Proper lighting ideally gives your chicken a sense of well-being, which is very important to stimulate egg production among the layer chickens. Placing the windows strategically in the coops will ideally provide them with natural sunlight, additional warmth during the cold months, and ventilation during the warm months. For the fall and winter months, you might want to consider installing electric lighting, such as suspending a bulb above the feeding or watering area.
Of course, your chicken naturally enjoys sleeping on the roost while perched off the ground. A perfectly sized roost is like a perfect mattress for your chicken. To give them the best sleep possible, ensure that the roosts are about 36 inches or less off the floor, and that each roost is spaced about 14 inches apart.

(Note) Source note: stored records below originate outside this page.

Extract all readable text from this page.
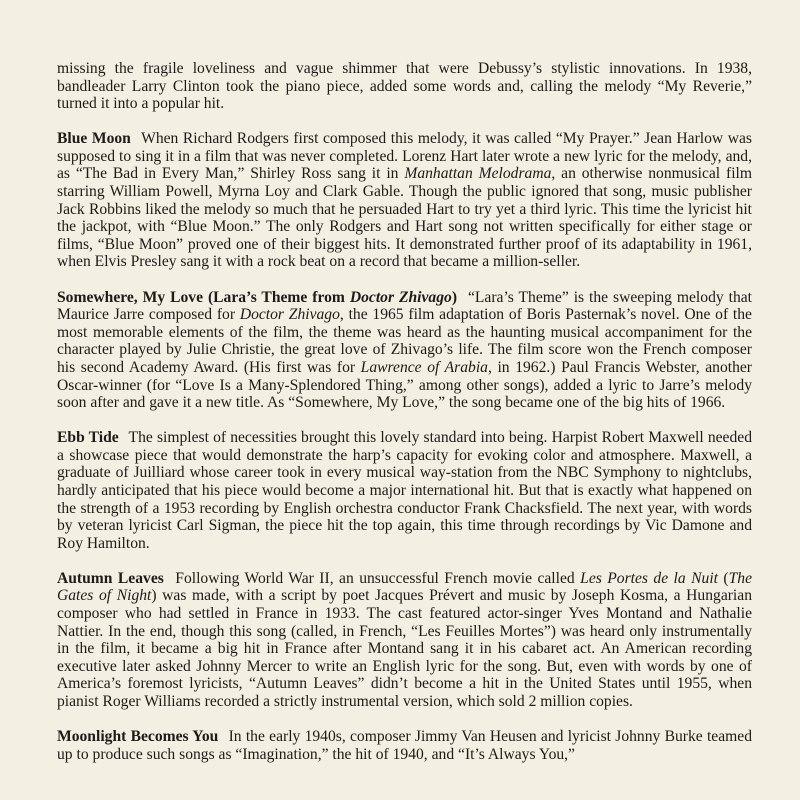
missing the fragile loveliness and vague shimmer that were Debussy’s stylistic innovations. In 1938, bandleader Larry Clinton took the piano piece, added some words and, calling the melody “My Reverie,” turned it into a popular hit.

Blue Moon When Richard Rodgers first composed this melody, it was called “My Prayer.” Jean Harlow was supposed to sing it in a film that was never completed. Lorenz Hart later wrote a new lyric for the melody, and, as “The Bad in Every Man,” Shirley Ross sang it in Manhattan Melodrama, an otherwise nonmusical film starring William Powell, Myrna Loy and Clark Gable. Though the public ignored that song, music publisher Jack Robbins liked the melody so much that he persuaded Hart to try yet a third lyric. This time the lyricist hit the jackpot, with “Blue Moon.” The only Rodgers and Hart song not written specifically for either stage or films, “Blue Moon” proved one of their biggest hits. It demonstrated further proof of its adaptability in 1961, when Elvis Presley sang it with a rock beat on a record that became a million-seller.

Somewhere, My Love (Lara’s Theme from Doctor Zhivago) “Lara’s Theme” is the sweeping melody that Maurice Jarre composed for Doctor Zhivago, the 1965 film adaptation of Boris Pasternak’s novel. One of the most memorable elements of the film, the theme was heard as the haunting musical accompaniment for the character played by Julie Christie, the great love of Zhivago’s life. The film score won the French composer his second Academy Award. (His first was for Lawrence of Arabia, in 1962.) Paul Francis Webster, another Oscar-winner (for “Love Is a Many-Splendored Thing,” among other songs), added a lyric to Jarre’s melody soon after and gave it a new title. As “Somewhere, My Love,” the song became one of the big hits of 1966.

Ebb Tide The simplest of necessities brought this lovely standard into being. Harpist Robert Maxwell needed a showcase piece that would demonstrate the harp’s capacity for evoking color and atmosphere. Maxwell, a graduate of Juilliard whose career took in every musical way-station from the NBC Symphony to nightclubs, hardly anticipated that his piece would become a major international hit. But that is exactly what happened on the strength of a 1953 recording by English orchestra conductor Frank Chacksfield. The next year, with words by veteran lyricist Carl Sigman, the piece hit the top again, this time through recordings by Vic Damone and Roy Hamilton.

Autumn Leaves Following World War II, an unsuccessful French movie called Les Portes de la Nuit (The Gates of Night) was made, with a script by poet Jacques Prévert and music by Joseph Kosma, a Hungarian composer who had settled in France in 1933. The cast featured actor-singer Yves Montand and Nathalie Nattier. In the end, though this song (called, in French, “Les Feuilles Mortes”) was heard only instrumentally in the film, it became a big hit in France after Montand sang it in his cabaret act. An American recording executive later asked Johnny Mercer to write an English lyric for the song. But, even with words by one of America’s foremost lyricists, “Autumn Leaves” didn’t become a hit in the United States until 1955, when pianist Roger Williams recorded a strictly instrumental version, which sold 2 million copies.

Moonlight Becomes You In the early 1940s, composer Jimmy Van Heusen and lyricist Johnny Burke teamed up to produce such songs as “Imagination,” the hit of 1940, and “It’s Always You,”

The inside air of a chicken coop can easily become stagnant or stale, especially if the setup doesn't provide sufficient ventilation. Aside from the nasty smell for both you and the chicken, the stagnant air could build up unhealthy fumes. You can prevent such problems by creating proper ventilation, by placing small windows along the south or east side of your chicken coop to allow for a fresh breeze.
If you want to raise the chicken for their eggs, then having a private place for the layer chicken to lay their eggs would be a welcome addition. Of course, no one likes to do such business in public. Have at least one properly sized nest for every 3 or 4 layer hens, otherwise they will become stressed and not use the nest. The nest should be about 1.5 times larger than for the other hens, for optimal egg laying.
Make sure you have nesting boxes for easy egg removal, and don't forget to create space for the chicken keepers. Having a coop that is tall enough for a person to stand and access every corner comfortable will make the bird care more enjoyable.